Deputado federal é acusado de porte ilegal de arma. Ele foi condenado em segunda instância a pagar multa e a quatro anos de prisão, que foram convertidos em serviços comunitários

O procurador-geral da República, Rodrigo Janot, pediu ao Supremo Tribunal Federal (STF) a execução imediata da pena por porte ilegal de arma imposta ao deputado Alberto Fraga (DEM-DF).
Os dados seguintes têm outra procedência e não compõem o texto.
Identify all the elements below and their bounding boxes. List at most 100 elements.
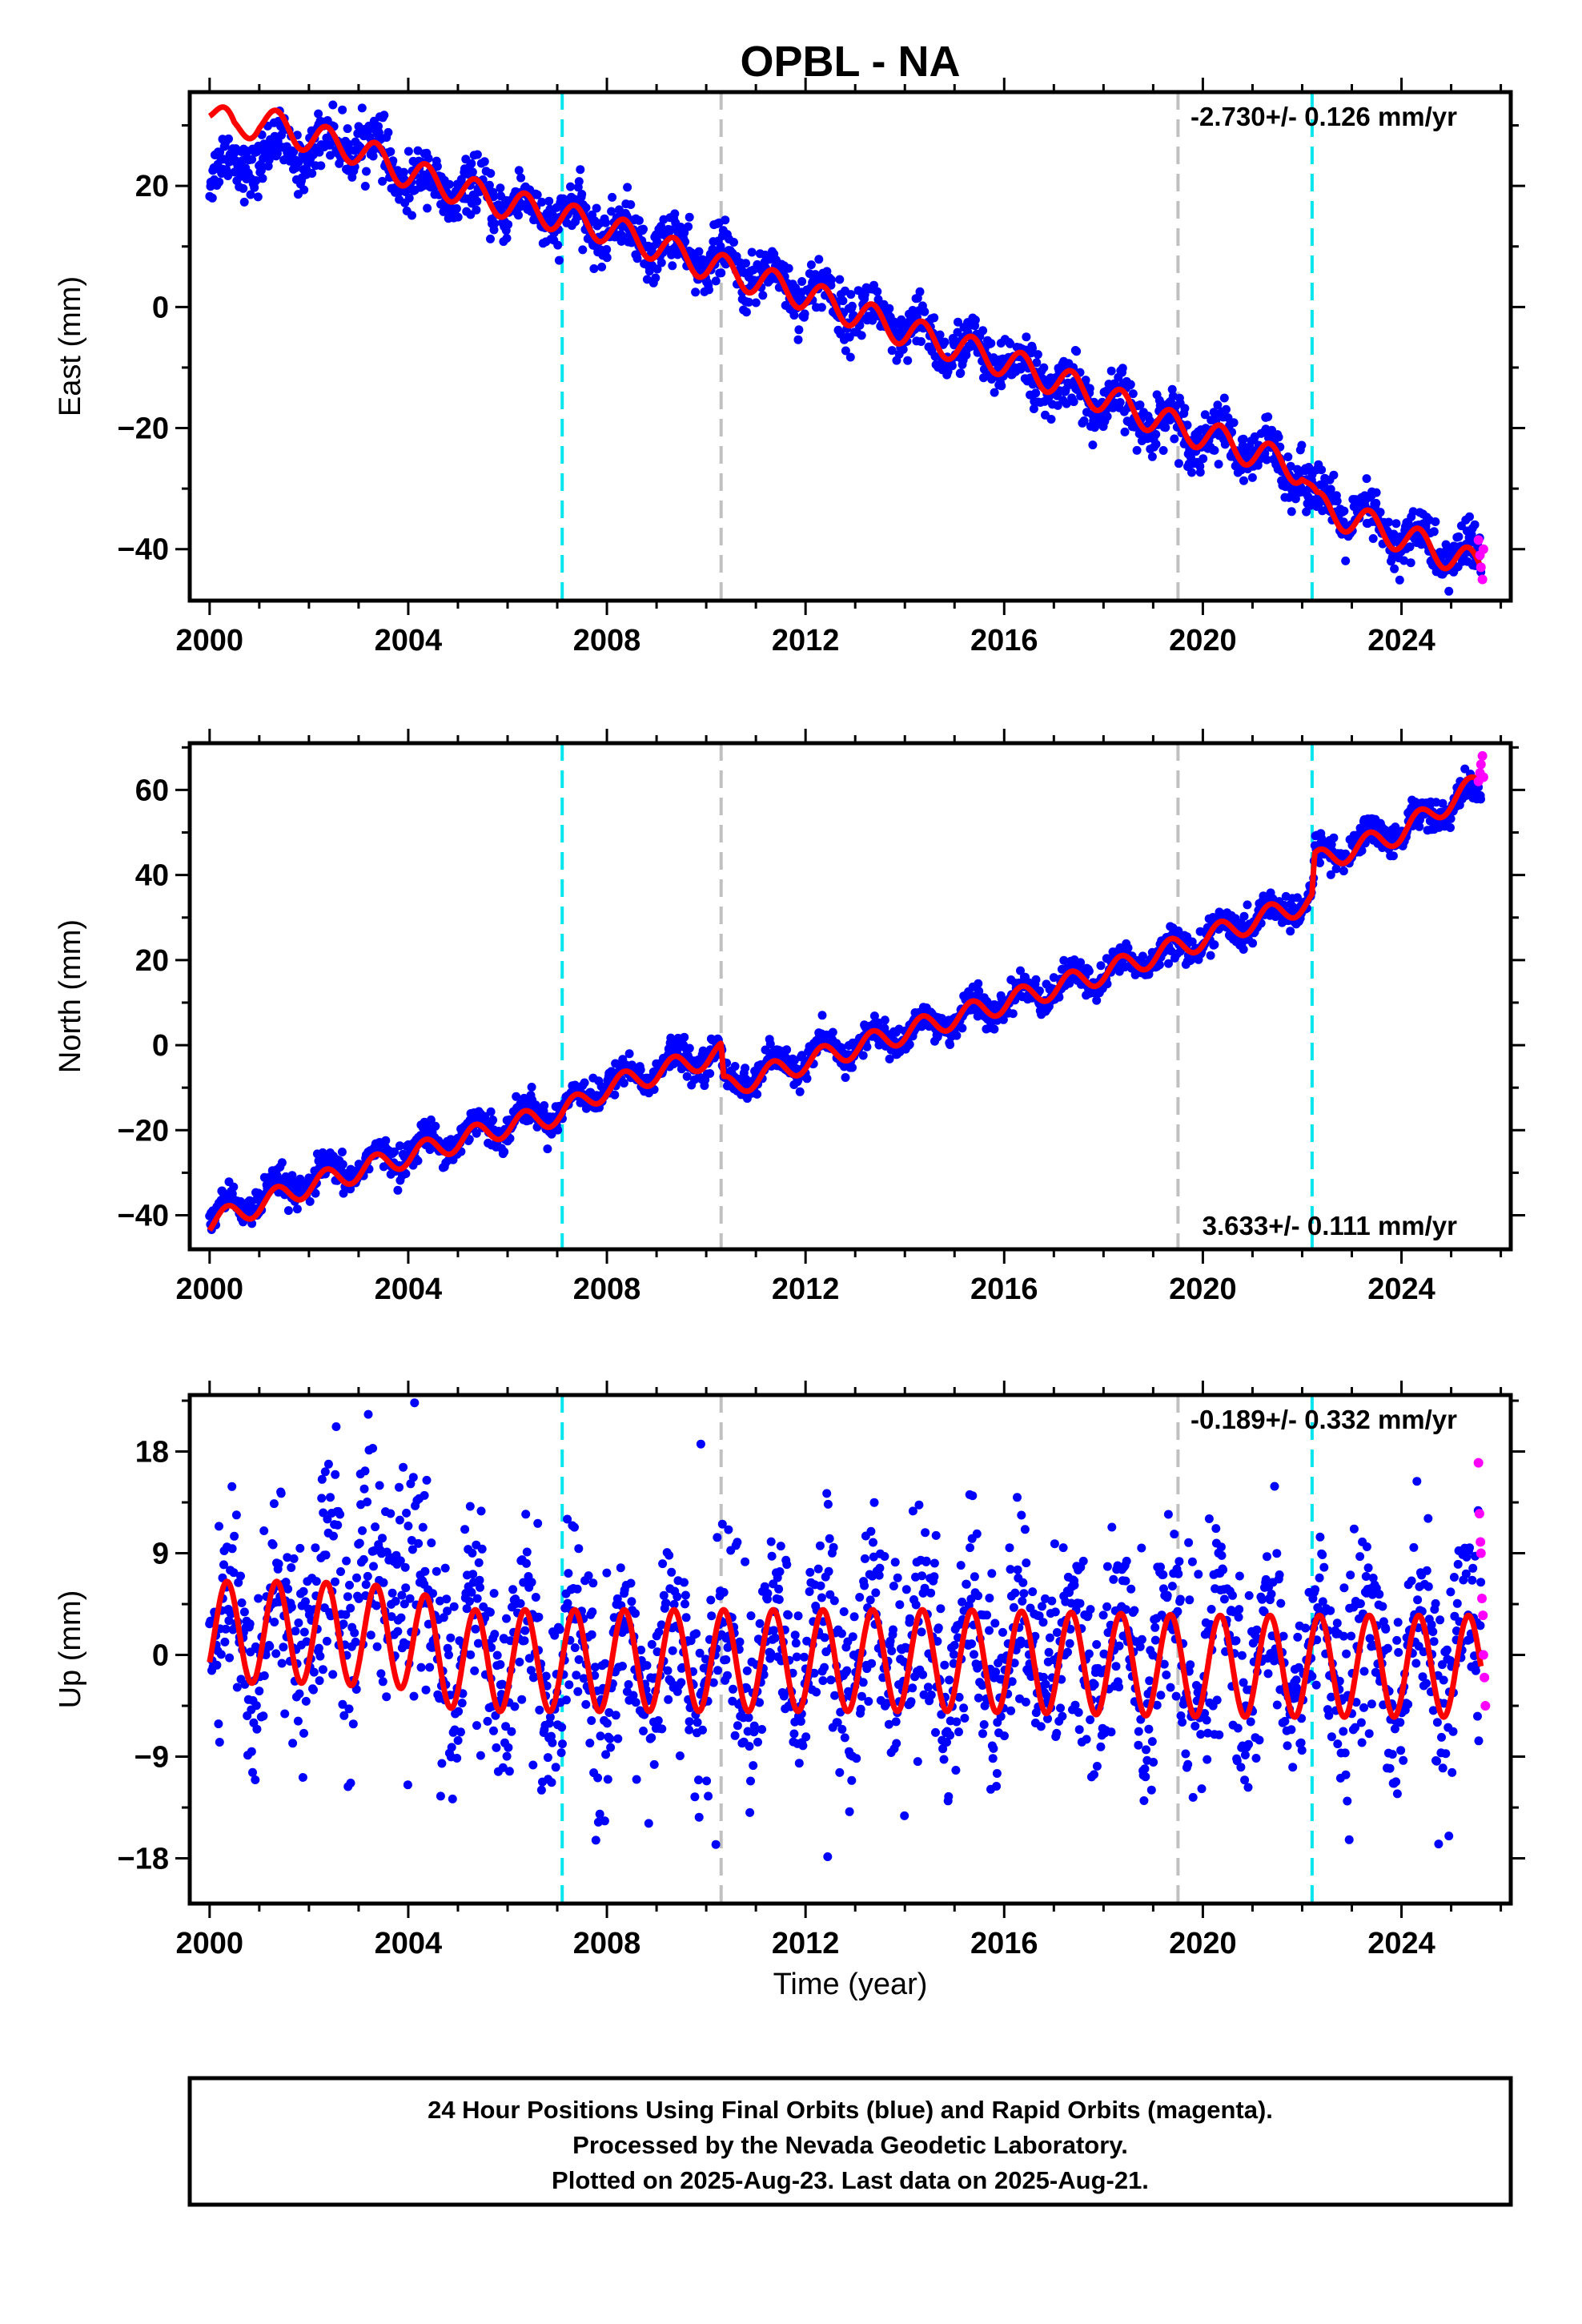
up-final-point	[312, 1577, 321, 1586]
up-final-point	[364, 1410, 373, 1419]
east-final-point	[1187, 468, 1196, 477]
up-final-point	[283, 1585, 292, 1594]
east-final-point	[741, 259, 750, 267]
up-final-point	[329, 1532, 338, 1541]
up-final-point	[396, 1516, 404, 1525]
east-final-point	[857, 331, 866, 340]
north-final-point	[1332, 864, 1341, 873]
up-final-point	[841, 1733, 849, 1742]
up-final-point	[322, 1550, 331, 1559]
east-final-point	[515, 166, 524, 175]
up-final-point	[745, 1713, 753, 1722]
up-final-point	[749, 1761, 757, 1770]
east-final-point	[1211, 446, 1219, 455]
up-final-point	[548, 1739, 556, 1747]
east-final-point	[589, 264, 598, 273]
up-final-point	[504, 1743, 512, 1752]
north-final-point	[338, 1148, 347, 1156]
east-final-point	[1174, 459, 1183, 468]
up-final-point	[347, 1779, 355, 1787]
up-final-point	[215, 1738, 224, 1747]
east-final-point	[1220, 394, 1229, 403]
up-final-point	[528, 1761, 537, 1770]
up-final-point	[797, 1717, 805, 1726]
east-final-point	[695, 247, 704, 256]
up-final-point	[627, 1579, 636, 1588]
east-y-tick-label: 20	[135, 170, 169, 203]
up-final-point	[840, 1607, 849, 1616]
east-final-point	[1072, 347, 1081, 356]
east-final-point	[885, 304, 893, 313]
up-final-point	[437, 1759, 446, 1768]
east-final-point	[486, 235, 495, 243]
up-final-point	[729, 1685, 737, 1694]
up-final-point	[346, 1604, 355, 1613]
east-final-point	[1107, 367, 1116, 376]
up-final-point	[745, 1742, 754, 1751]
north-y-axis-label: North (mm)	[54, 919, 87, 1073]
up-final-point	[315, 1652, 324, 1661]
east-final-point	[1248, 473, 1257, 482]
up-final-point	[522, 1559, 531, 1568]
north-x-tick-label: 2004	[375, 1273, 443, 1306]
up-final-point	[694, 1775, 703, 1784]
north-rapid-point	[1478, 751, 1488, 761]
up-final-point	[720, 1588, 729, 1597]
up-final-point	[588, 1630, 596, 1639]
up-final-point	[768, 1552, 777, 1561]
up-final-point	[382, 1692, 391, 1701]
up-final-point	[812, 1688, 821, 1697]
up-final-point	[448, 1743, 456, 1751]
east-final-point	[358, 103, 367, 112]
up-final-point	[520, 1636, 529, 1645]
east-final-point	[480, 157, 489, 166]
up-final-point	[228, 1544, 237, 1553]
up-final-point	[386, 1510, 395, 1518]
up-final-point	[829, 1543, 838, 1552]
up-final-point	[311, 1543, 319, 1552]
north-final-point	[859, 1051, 868, 1060]
up-final-point	[632, 1775, 641, 1784]
up-final-point	[246, 1619, 255, 1628]
up-final-point	[363, 1572, 372, 1581]
north-y-tick-label: 20	[135, 944, 169, 978]
up-final-point	[492, 1743, 500, 1752]
up-final-point	[393, 1627, 402, 1636]
north-x-tick-label: 2016	[970, 1273, 1038, 1306]
up-final-point	[420, 1491, 429, 1500]
north-final-point	[487, 1108, 496, 1116]
up-final-point	[252, 1701, 261, 1710]
up-final-point	[260, 1671, 269, 1680]
up-final-point	[331, 1470, 339, 1479]
up-final-point	[842, 1667, 851, 1675]
east-final-point	[454, 213, 463, 222]
east-final-point	[343, 124, 352, 133]
up-final-point	[664, 1695, 673, 1704]
east-final-point	[978, 326, 987, 335]
north-final-point	[431, 1122, 440, 1131]
east-final-point	[752, 299, 761, 308]
east-final-point	[404, 147, 413, 156]
up-final-point	[300, 1628, 309, 1637]
north-final-point	[753, 1090, 761, 1099]
up-final-point	[319, 1665, 327, 1674]
east-rapid-point	[1476, 562, 1486, 572]
north-final-point	[705, 1069, 714, 1078]
east-final-point	[1339, 507, 1348, 516]
up-final-point	[712, 1840, 721, 1849]
up-final-point	[650, 1760, 659, 1769]
east-final-point	[941, 338, 950, 347]
up-final-point	[515, 1658, 524, 1667]
up-final-point	[233, 1683, 242, 1692]
up-final-point	[606, 1743, 615, 1752]
up-final-point	[465, 1597, 474, 1606]
up-final-point	[302, 1697, 311, 1706]
up-final-point	[410, 1398, 419, 1407]
east-final-point	[917, 337, 926, 346]
east-final-point	[1329, 471, 1338, 480]
up-final-point	[295, 1544, 304, 1553]
east-final-point	[1283, 452, 1292, 461]
up-final-point	[741, 1558, 749, 1566]
north-final-point	[488, 1116, 497, 1124]
up-final-point	[673, 1592, 681, 1601]
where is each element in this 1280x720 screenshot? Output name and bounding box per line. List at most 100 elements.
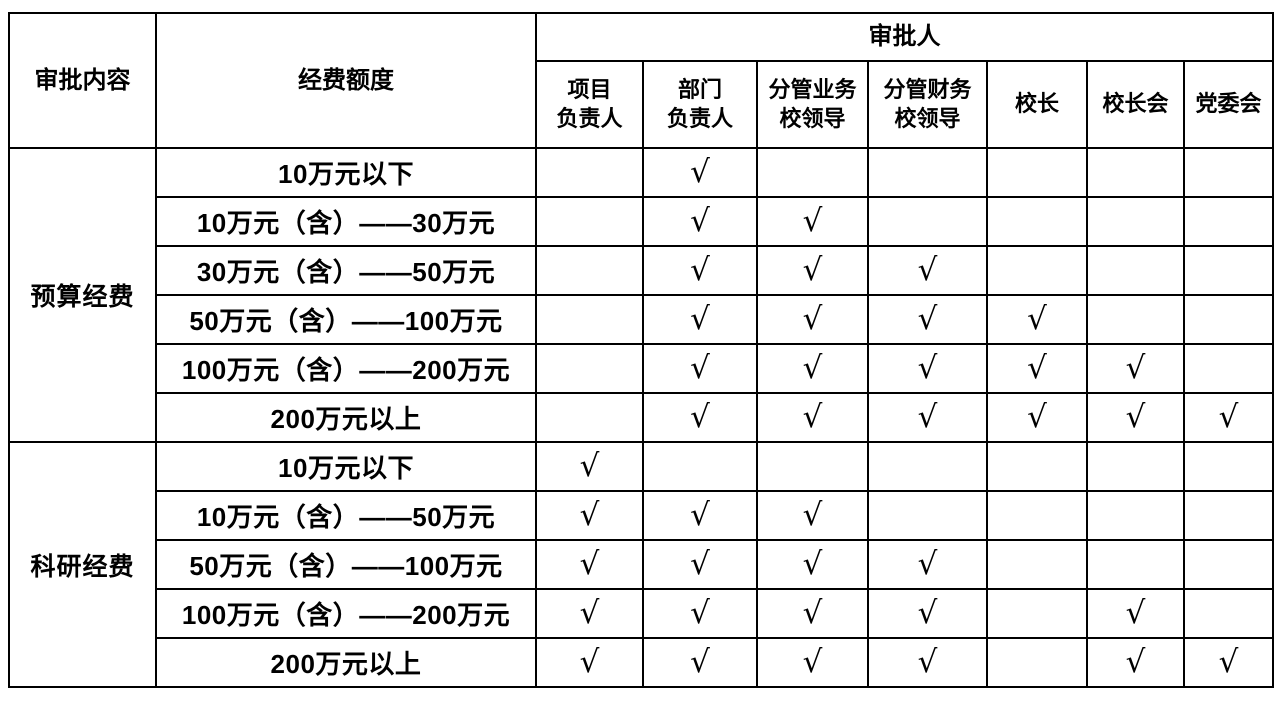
empty-cell: [1182, 588, 1275, 639]
empty-cell: [1182, 343, 1275, 394]
empty-cell: [986, 490, 1088, 541]
check-mark-cell: √: [642, 539, 758, 590]
empty-cell: [1182, 294, 1275, 345]
empty-cell: [535, 147, 644, 198]
header-approval-content: 审批内容: [8, 12, 157, 149]
empty-cell: [986, 245, 1088, 296]
empty-cell: [756, 441, 869, 492]
check-mark-cell: √: [756, 637, 869, 688]
header-approver-col-4: 校长: [986, 60, 1088, 149]
check-mark-cell: √: [756, 490, 869, 541]
amount-cell: 200万元以上: [155, 392, 537, 443]
check-mark-cell: √: [867, 343, 988, 394]
empty-cell: [986, 441, 1088, 492]
empty-cell: [1086, 539, 1185, 590]
check-mark-cell: √: [642, 392, 758, 443]
empty-cell: [535, 245, 644, 296]
empty-cell: [535, 196, 644, 247]
check-mark-cell: √: [756, 588, 869, 639]
check-mark-cell: √: [642, 343, 758, 394]
table-row: 50万元（含）——100万元 √ √ √ √: [9, 294, 1275, 345]
empty-cell: [867, 196, 988, 247]
check-mark-cell: √: [986, 343, 1088, 394]
header-approver-col-5: 校长会: [1086, 60, 1185, 149]
header-approver-col-1: 部门 负责人: [642, 60, 758, 149]
check-mark-cell: √: [1086, 637, 1185, 688]
check-mark-cell: √: [986, 294, 1088, 345]
check-mark-cell: √: [1182, 392, 1275, 443]
amount-cell: 10万元以下: [155, 441, 537, 492]
empty-cell: [986, 588, 1088, 639]
amount-cell: 50万元（含）——100万元: [155, 294, 537, 345]
check-mark-cell: √: [642, 294, 758, 345]
check-mark-cell: √: [642, 637, 758, 688]
amount-cell: 100万元（含）——200万元: [155, 588, 537, 639]
table-row: 30万元（含）——50万元 √ √ √: [9, 245, 1275, 296]
empty-cell: [642, 441, 758, 492]
check-mark-cell: √: [642, 490, 758, 541]
empty-cell: [867, 147, 988, 198]
amount-cell: 10万元（含）——30万元: [155, 196, 537, 247]
check-mark-cell: √: [756, 196, 869, 247]
amount-cell: 50万元（含）——100万元: [155, 539, 537, 590]
check-mark-cell: √: [867, 637, 988, 688]
amount-cell: 10万元以下: [155, 147, 537, 198]
check-mark-cell: √: [756, 294, 869, 345]
check-mark-cell: √: [642, 196, 758, 247]
check-mark-cell: √: [535, 441, 644, 492]
empty-cell: [1182, 441, 1275, 492]
amount-cell: 30万元（含）——50万元: [155, 245, 537, 296]
empty-cell: [1086, 147, 1185, 198]
check-mark-cell: √: [642, 147, 758, 198]
empty-cell: [535, 392, 644, 443]
check-mark-cell: √: [535, 637, 644, 688]
check-mark-cell: √: [867, 245, 988, 296]
table-row: 200万元以上 √ √ √ √ √ √: [9, 637, 1275, 688]
group-cell-0: 预算经费: [8, 147, 157, 443]
check-mark-cell: √: [867, 392, 988, 443]
table-row: 科研经费 10万元以下 √: [8, 441, 1275, 688]
empty-cell: [986, 637, 1088, 688]
empty-cell: [1182, 490, 1275, 541]
table-row: 200万元以上 √ √ √ √ √ √: [9, 392, 1275, 443]
empty-cell: [986, 539, 1088, 590]
table-row: 100万元（含）——200万元 √ √ √ √ √: [9, 588, 1275, 639]
table-row: 50万元（含）——100万元 √ √ √ √: [9, 539, 1275, 590]
approval-matrix: 审批内容 经费额度 审批人 项目 负责人 部门 负责人 分管业务 校领导 分管财务 校…: [8, 12, 1275, 688]
header-approver-col-3: 分管财务 校领导: [867, 60, 988, 149]
table-row: 预算经费 10万元以下 √: [8, 147, 1275, 443]
empty-cell: [1086, 490, 1185, 541]
check-mark-cell: √: [1086, 588, 1185, 639]
check-mark-cell: √: [1086, 392, 1185, 443]
check-mark-cell: √: [1182, 637, 1275, 688]
empty-cell: [1182, 539, 1275, 590]
empty-cell: [986, 196, 1088, 247]
check-mark-cell: √: [756, 392, 869, 443]
check-mark-cell: √: [986, 392, 1088, 443]
check-mark-cell: √: [535, 490, 644, 541]
check-mark-cell: √: [535, 588, 644, 639]
approval-table: 审批内容 经费额度 审批人 项目 负责人 部门 负责人 分管业务 校领导 分管财务 校…: [8, 12, 1275, 688]
check-mark-cell: √: [535, 539, 644, 590]
empty-cell: [1182, 196, 1275, 247]
table-row: 10万元（含）——50万元 √ √ √: [9, 490, 1275, 541]
header-approver-col-2: 分管业务 校领导: [756, 60, 869, 149]
check-mark-cell: √: [642, 245, 758, 296]
empty-cell: [1086, 245, 1185, 296]
table-row: 10万元（含）——30万元 √ √: [9, 196, 1275, 247]
empty-cell: [1182, 147, 1275, 198]
empty-cell: [1086, 196, 1185, 247]
group-cell-1: 科研经费: [8, 441, 157, 688]
header-approver: 审批人: [534, 12, 1275, 62]
empty-cell: [867, 490, 988, 541]
empty-cell: [535, 343, 644, 394]
check-mark-cell: √: [867, 294, 988, 345]
check-mark-cell: √: [642, 588, 758, 639]
empty-cell: [1086, 441, 1185, 492]
table-row: 100万元（含）——200万元 √ √ √ √ √: [9, 343, 1275, 394]
check-mark-cell: √: [756, 245, 869, 296]
empty-cell: [986, 147, 1088, 198]
check-mark-cell: √: [1086, 343, 1185, 394]
empty-cell: [535, 294, 644, 345]
empty-cell: [867, 441, 988, 492]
O parlamentar foi condenado, em 2013, a quatro anos de prisão e pagamento de multa, sentença convertida em prestação de serviços à comunidade.

A iniciativa do Ministério Público foi baseada no novo entendimento do STF, de fevereiro deste ano, que determinou não ser mais necessário aguardar o trânsito em julgado para o cumprimento da pena de prisão, desde que haja condenação em segunda instância. O ex-senador Luiz Estevão e o ex-vice-governador do Distrito Federal Benedito Domingos estão presos com base no mesmo entendimento.

Janot pediu para que o caso seja julgado "com prioridade, dada a urgência que o caso quer". Segundo o PGR, o recurso impetrado pela defesa de Fraga tem como objetivo postegar o resultado do processo.

Ficha

Fraga é um dos líderes da chamada “bancada da bala”. É réu nas ações penais 911, 907, 930 e 966 por concussão (exigir vantagem indevida), peculato, falsidade ideológica e crimes contra o sistema nacional de armas. O parlamentar ainda é investigado nos inquéritos 3967 e 3965 por crimes contra a Lei de Licitações.

Presidente da Frente Parlamentar pela Segurança e coronel da reserva da Polícia Militar, o deputado já foi condenado em segunda instância no Tribunal de Justiça do Distrito Federal pelo crime de porte ilegal de arma de fogo e de munições de uso restrito. Ele recorreu, e o caso, que teve novo despacho nesta quarta-feira (18), tramita agora no Supremo.

A investigação foi aberta após a Polícia Federal encontrar, em um flat de sua propriedade, um revólver calibre 357 Magnum, de uso restrito das Forças Armadas. Além de seis projéteis para a arma, ainda havia mais 283 munições de uso restrito (145 de calibre 9 mm, marca Magtech; 92 de .40, marcas CBC e Magtech; e 46 calibre 357 Magnum), bem como 1.112 munições de arma de fogo de uso permitido.

“[A defesa] questiona o nobre magistrado qual o perigo que um colecionador e militar poderia trazer para a sociedade?”, diz o deputado em resposta ao Supremo.